I've let him play in the park on his own since he was six, and I would LOVE the chance to challenge any busybody with actual facts about child safety but, of course, people like to make tutting sounds and rely on the Daily Mail.
Children need independence. Parents are best able to judge if their own child's capabilities and set their own rules.

Hakluyt · 09/01/2015 12:44

9bluedolphins- there is more to that story. If you are sure there isn't, then ask the school for a copy of the file concerned, and insist that anything irrelevant is removed. Or insist that your own account of the incident is added.

GreenPetal94 · 09/01/2015 13:02

My child walked home at age 8, it is very close. He's lived to tell the tale and it helped me massively at the time for various reasons. In our school its only year 1 and year 2 that are not allowed by school entirely because some kids live so very near and our school consider it to be up to parents. Actually year 1 and 2 can walk with permission as some of them literally just cross with the lollypop lady.

ChocLover2015 · 09/01/2015 13:06

9bluedolphin
so the issue on file is about your treatment of your pre-schooler?

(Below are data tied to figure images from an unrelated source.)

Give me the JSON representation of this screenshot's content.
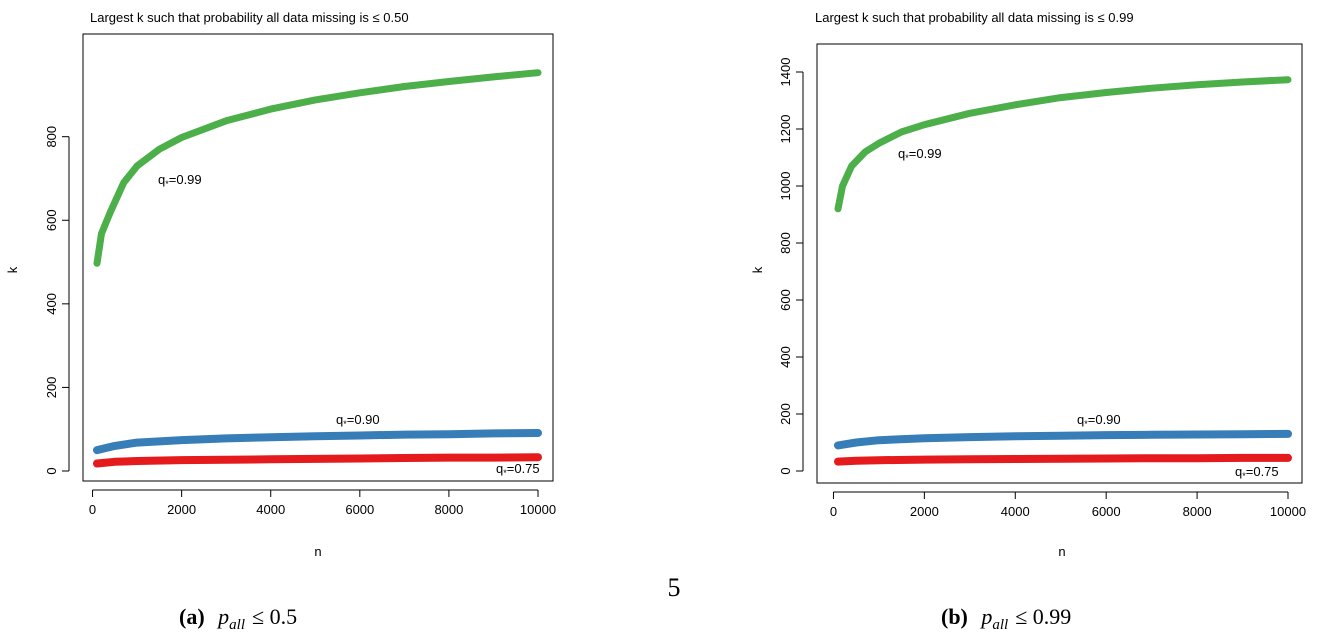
{
  "page_number": "5",
  "colors": {
    "green": "#4daf4a",
    "blue": "#377eb8",
    "red": "#e41a1c",
    "axis": "#000000"
  },
  "chart_data": [
    {
      "type": "line",
      "title": "Largest k such that probability all data missing is  ≤ 0.50",
      "xlabel": "n",
      "ylabel": "k",
      "xlim": [
        100,
        10000
      ],
      "ylim": [
        0,
        950
      ],
      "xticks": [
        0,
        2000,
        4000,
        6000,
        8000,
        10000
      ],
      "yticks": [
        0,
        200,
        400,
        600,
        800
      ],
      "grid": false,
      "legend": "none",
      "caption": {
        "label": "(a)",
        "expr_base": "p",
        "expr_sub": "all",
        "expr_rel": "≤ 0.5"
      },
      "series": [
        {
          "name": "q*=0.99",
          "label_base": "q",
          "label_sub": "*",
          "label_val": "=0.99",
          "color": "green",
          "x": [
            100,
            200,
            400,
            700,
            1000,
            1500,
            2000,
            3000,
            4000,
            5000,
            6000,
            7000,
            8000,
            9000,
            10000
          ],
          "values": [
            497,
            568,
            620,
            690,
            730,
            770,
            798,
            838,
            866,
            888,
            905,
            920,
            932,
            943,
            953
          ]
        },
        {
          "name": "q*=0.90",
          "label_base": "q",
          "label_sub": "*",
          "label_val": "=0.90",
          "color": "blue",
          "x": [
            100,
            500,
            1000,
            2000,
            3000,
            4000,
            5000,
            6000,
            7000,
            8000,
            9000,
            10000
          ],
          "values": [
            50,
            60,
            68,
            74,
            78,
            81,
            83,
            85,
            87,
            88,
            90,
            91
          ]
        },
        {
          "name": "q*=0.75",
          "label_base": "q",
          "label_sub": "*",
          "label_val": "=0.75",
          "color": "red",
          "x": [
            100,
            500,
            1000,
            2000,
            3000,
            4000,
            5000,
            6000,
            7000,
            8000,
            9000,
            10000
          ],
          "values": [
            18,
            22,
            24,
            26,
            27,
            28,
            29,
            30,
            31,
            32,
            32,
            33
          ]
        }
      ]
    },
    {
      "type": "line",
      "title": "Largest k such that probability all data missing is  ≤ 0.99",
      "xlabel": "n",
      "ylabel": "k",
      "xlim": [
        100,
        10000
      ],
      "ylim": [
        0,
        1400
      ],
      "xticks": [
        0,
        2000,
        4000,
        6000,
        8000,
        10000
      ],
      "yticks": [
        0,
        200,
        400,
        600,
        800,
        1000,
        1200,
        1400
      ],
      "grid": false,
      "legend": "none",
      "caption": {
        "label": "(b)",
        "expr_base": "p",
        "expr_sub": "all",
        "expr_rel": "≤ 0.99"
      },
      "series": [
        {
          "name": "q*=0.99",
          "label_base": "q",
          "label_sub": "*",
          "label_val": "=0.99",
          "color": "green",
          "x": [
            100,
            200,
            400,
            700,
            1000,
            1500,
            2000,
            3000,
            4000,
            5000,
            6000,
            7000,
            8000,
            9000,
            10000
          ],
          "values": [
            920,
            1000,
            1070,
            1120,
            1150,
            1190,
            1215,
            1255,
            1285,
            1310,
            1328,
            1343,
            1355,
            1365,
            1373
          ]
        },
        {
          "name": "q*=0.90",
          "label_base": "q",
          "label_sub": "*",
          "label_val": "=0.90",
          "color": "blue",
          "x": [
            100,
            500,
            1000,
            2000,
            3000,
            4000,
            5000,
            6000,
            7000,
            8000,
            9000,
            10000
          ],
          "values": [
            90,
            100,
            108,
            115,
            119,
            122,
            124,
            126,
            127,
            128,
            129,
            130
          ]
        },
        {
          "name": "q*=0.75",
          "label_base": "q",
          "label_sub": "*",
          "label_val": "=0.75",
          "color": "red",
          "x": [
            100,
            500,
            1000,
            2000,
            3000,
            4000,
            5000,
            6000,
            7000,
            8000,
            9000,
            10000
          ],
          "values": [
            33,
            36,
            38,
            40,
            41,
            42,
            43,
            44,
            45,
            45,
            46,
            46
          ]
        }
      ]
    }
  ]
}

9Bluedolphins · 09/01/2015 14:01

Hak - there were many more malicious things done by the same person elsewhere and on different occasions in what was a long campaign lasting several years after we had moved to a different city. I went to the police over it a couple of times, but she did everything anonymously or using a false name, over the internet with a made up identity, etc. She was a psychopath, as far as I can make out. But as far as her actions towards that particular school went, she only complained about her having seen my DC carrying a packed lunch bag, which demonstrated that she was eating packed lunches instead of school dinners. The school took it upon themselves to construe this as a general complaint of neglect, and to bring me in to observe me with my younger DC. They also elected not to tell me about the anonymous complaint about the packed lunches.
The DC is no longer at the school, and is flourishing at secondary, so the existence of the paperwork is not relevant to us now.

On Mumsnet, as in RL, if you mention this kind of thing having happened to you people suspect that you were at fault, no smoke without fire, etc. But some people focus on children as a form of attack - it's very effective.

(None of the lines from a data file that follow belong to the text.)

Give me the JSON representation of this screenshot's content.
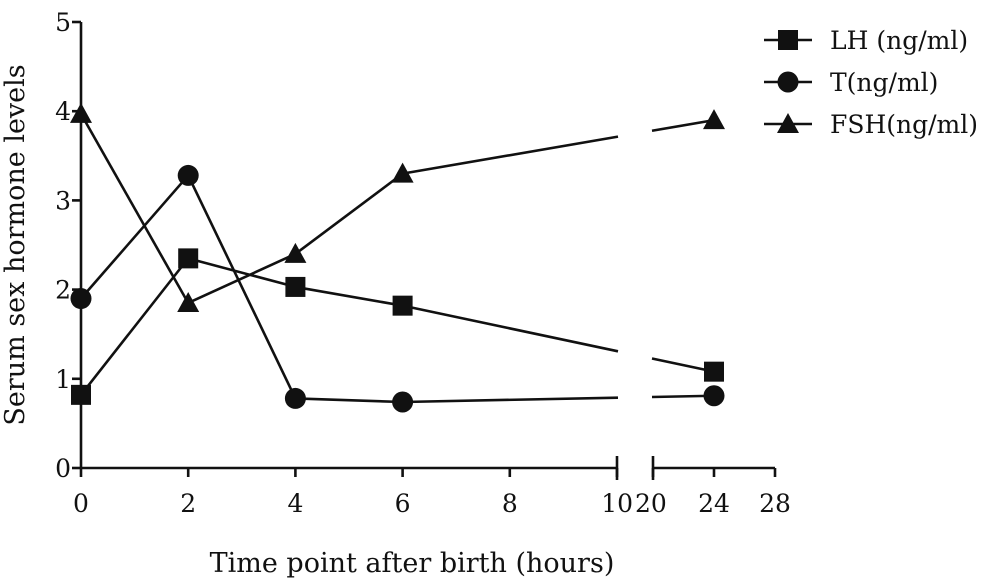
{
  "chart_data": {
    "type": "line",
    "title": "",
    "xlabel": "Time point after birth (hours)",
    "ylabel": "Serum sex hormone levels",
    "ylim": [
      0,
      5
    ],
    "yticks": [
      "0",
      "1",
      "2",
      "3",
      "4",
      "5"
    ],
    "x_segments": [
      {
        "range": [
          0,
          10
        ],
        "ticks": [
          "0",
          "2",
          "4",
          "6",
          "8",
          "10"
        ]
      },
      {
        "range": [
          20,
          28
        ],
        "ticks": [
          "20",
          "24",
          "28"
        ]
      }
    ],
    "x_axis_break": [
      10,
      20
    ],
    "x": [
      0,
      2,
      4,
      6,
      24
    ],
    "series": [
      {
        "name": "LH (ng/ml)",
        "marker": "square",
        "values": [
          0.82,
          2.35,
          2.03,
          1.82,
          1.08
        ]
      },
      {
        "name": "T(ng/ml)",
        "marker": "circle",
        "values": [
          1.9,
          3.28,
          0.78,
          0.74,
          0.81
        ]
      },
      {
        "name": "FSH(ng/ml)",
        "marker": "triangle",
        "values": [
          3.97,
          1.85,
          2.4,
          3.3,
          3.9
        ]
      }
    ],
    "legend_position": "top-right",
    "grid": false
  }
}
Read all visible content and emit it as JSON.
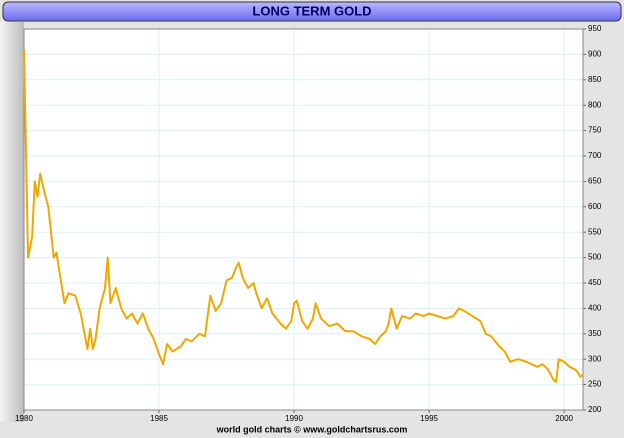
{
  "chart_data": {
    "type": "line",
    "title": "LONG TERM GOLD",
    "footer": "world gold charts © www.goldchartsrus.com",
    "color": "#f0a800",
    "grid": true,
    "xlim": [
      1980,
      2000.7
    ],
    "xticks": [
      1980,
      1985,
      1990,
      1995,
      2000
    ],
    "ylim": [
      200,
      950
    ],
    "yticks": [
      200,
      250,
      300,
      350,
      400,
      450,
      500,
      550,
      600,
      650,
      700,
      750,
      800,
      850,
      900,
      950
    ],
    "x": [
      1980.0,
      1980.15,
      1980.3,
      1980.4,
      1980.5,
      1980.6,
      1980.75,
      1980.9,
      1981.1,
      1981.2,
      1981.35,
      1981.5,
      1981.65,
      1981.9,
      1982.1,
      1982.35,
      1982.45,
      1982.55,
      1982.65,
      1982.8,
      1983.0,
      1983.1,
      1983.2,
      1983.4,
      1983.6,
      1983.8,
      1984.0,
      1984.2,
      1984.4,
      1984.6,
      1984.8,
      1985.0,
      1985.15,
      1985.3,
      1985.5,
      1985.8,
      1986.0,
      1986.2,
      1986.5,
      1986.7,
      1986.9,
      1987.1,
      1987.3,
      1987.5,
      1987.7,
      1987.85,
      1987.95,
      1988.1,
      1988.3,
      1988.5,
      1988.6,
      1988.8,
      1989.0,
      1989.2,
      1989.5,
      1989.7,
      1989.9,
      1990.0,
      1990.1,
      1990.3,
      1990.5,
      1990.7,
      1990.8,
      1991.0,
      1991.3,
      1991.6,
      1991.9,
      1992.2,
      1992.5,
      1992.8,
      1993.0,
      1993.2,
      1993.4,
      1993.5,
      1993.6,
      1993.8,
      1994.0,
      1994.3,
      1994.5,
      1994.8,
      1995.0,
      1995.3,
      1995.6,
      1995.9,
      1996.1,
      1996.3,
      1996.6,
      1996.9,
      1997.1,
      1997.3,
      1997.6,
      1997.8,
      1998.0,
      1998.3,
      1998.6,
      1998.8,
      1999.0,
      1999.2,
      1999.4,
      1999.6,
      1999.7,
      1999.8,
      2000.0,
      2000.2,
      2000.4,
      2000.5,
      2000.6,
      2000.7
    ],
    "values": [
      910,
      500,
      540,
      650,
      620,
      665,
      630,
      600,
      500,
      510,
      460,
      410,
      430,
      425,
      390,
      320,
      360,
      320,
      340,
      400,
      440,
      500,
      410,
      440,
      400,
      380,
      390,
      370,
      390,
      360,
      340,
      310,
      290,
      330,
      315,
      325,
      340,
      335,
      350,
      345,
      425,
      395,
      410,
      455,
      460,
      480,
      490,
      460,
      440,
      450,
      430,
      400,
      420,
      390,
      370,
      360,
      375,
      410,
      415,
      375,
      360,
      380,
      410,
      380,
      365,
      370,
      355,
      355,
      345,
      340,
      330,
      345,
      355,
      370,
      400,
      360,
      385,
      380,
      390,
      385,
      390,
      385,
      380,
      385,
      400,
      395,
      385,
      375,
      350,
      345,
      325,
      315,
      295,
      300,
      295,
      290,
      285,
      290,
      280,
      260,
      255,
      300,
      295,
      285,
      280,
      275,
      265,
      270
    ]
  }
}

oldgrandmama · 09/01/2015 15:20

I used to walk over a mile to school. And back. I crossed main roads en route too. How old was I? I was six. But this was in 1948 and I certainly wasn't the only kid of my age walking to school. Not much traffic then and not so much parental anxiety about 'strangers' trying to entice kids into their clutches then, although of course they were around. I did almost get run over by a bus once - driver did a fantastic emergency stop and yelled at me. I scuttled away and thought I'd got away with it, but a passenger on the bus knew my parents and dobbed me in. I got spanked.

As for OP's worries, if the parents, and the school are OK about this, then perhaps she should let it go. Sounds a pretty short, and safe, distance for the child to walk.